Por volta das 10h25 (horário de Brasília), o ouro subia 2,03%, cotado a US$ 4.417 por onça-troy. A prata, por sua vez, registou uma valorização ainda mais expressiva de cerca de 5,45%, atingindo um novo recorde histórico de US$ 74,80 por onça.

Em períodos de crise geopolítica, investidores tendem a direccionar recursos para activos considerados reservas de valor, como o ouro e a prata. Estes metais são vistos como uma protecção contra a incerteza, especialmente em ambientes de taxas de juro baixas.

“Os investidores gostam de assumir riscos, mas querem ter uma protecção garantida. Trata-se de confiança com uma garantia, não de euforia”, afirmou Stephen Innes, da SPI Asset Management, à Associated Press.

Outros metais, como o cobre, também reagem a este cenário, influenciados pela maior percepção de risco e pelo papel estratégico dos recursos naturais para a segurança energética e industrial.

Petróleo mostra volatilidade

Enquanto isso, os preços do petróleo apresentaram volatilidade. Apesar do anúncio do ex-presidente dos EUA, Donald Trump, de que pretende abrir o sector petrolífero da Venezuela para grandes empresas americanas, as cotações iniciaram o dia em queda.

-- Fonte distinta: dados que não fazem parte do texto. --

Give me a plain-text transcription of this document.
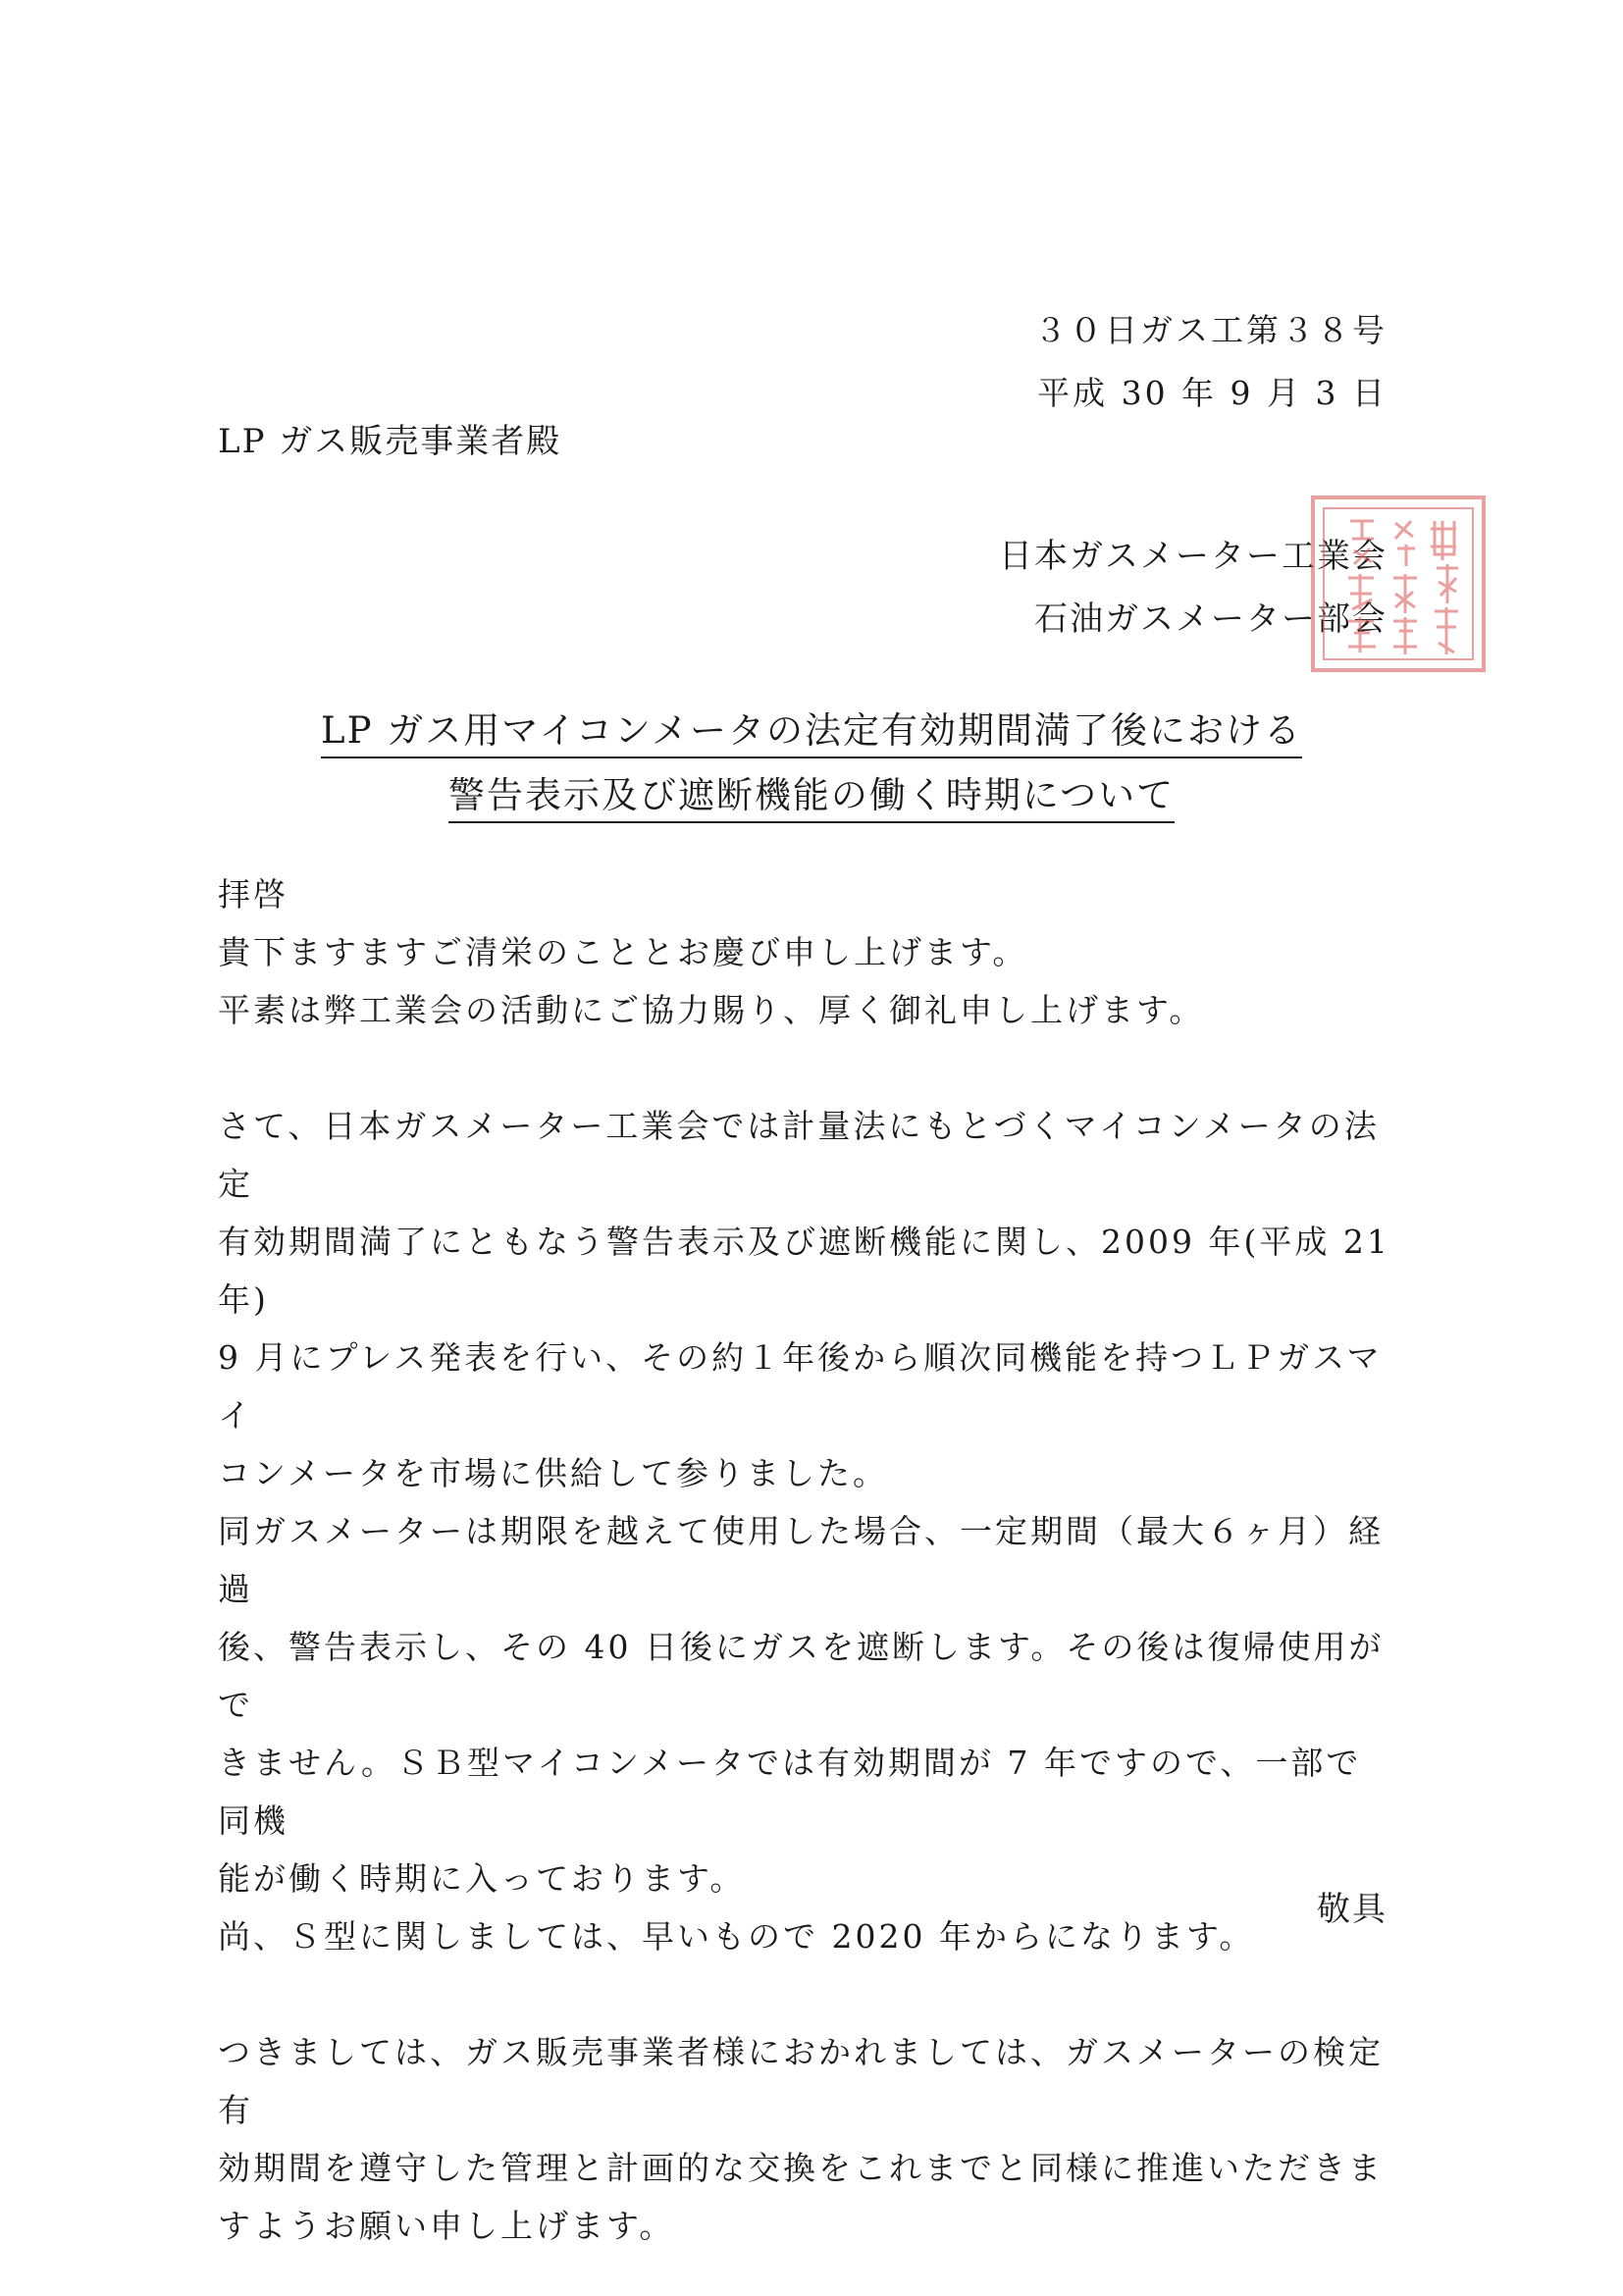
３０日ガス工第３８号
平成 30 年 9 月 3 日
LP ガス販売事業者殿
日本ガスメーター工業会
石油ガスメーター部会
LP ガス用マイコンメータの法定有効期間満了後における
警告表示及び遮断機能の働く時期について

拝啓

貴下ますますご清栄のこととお慶び申し上げます。

平素は弊工業会の活動にご協力賜り、厚く御礼申し上げます。

さて、日本ガスメーター工業会では計量法にもとづくマイコンメータの法定

有効期間満了にともなう警告表示及び遮断機能に関し、2009 年(平成 21 年)

9 月にプレス発表を行い、その約１年後から順次同機能を持つＬＰガスマイ

コンメータを市場に供給して参りました。

同ガスメーターは期限を越えて使用した場合、一定期間（最大６ヶ月）経過

後、警告表示し、その 40 日後にガスを遮断します。その後は復帰使用がで

きません。ＳＢ型マイコンメータでは有効期間が 7 年ですので、一部で同機

能が働く時期に入っております。

尚、Ｓ型に関しましては、早いもので 2020 年からになります。

つきましては、ガス販売事業者様におかれましては、ガスメーターの検定有

効期間を遵守した管理と計画的な交換をこれまでと同様に推進いただきま

すようお願い申し上げます。

敬具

O petróleo Brent chegou a cair cerca de 1%, para aproximadamente US$ 60 o barril, mas recuperou parte das perdas posteriormente. O petróleo americano (WTI) seguiu trajectória semelhante.

A situação política reduziu o risco de um bloqueio prolongado às exportações de petróleo venezuelano. “Isso reduz a probabilidade de um bloqueio prolongado às exportações de petróleo do país, que podem voltar a fluir sem restrições em breve”, afirmou Bjarne Schieldrop, analista do banco SEB, à agência France Presse.

A Venezuela possui as maiores reservas de petróleo do mundo, mas a sua produção actual é de cerca de um milhão de barris por dia.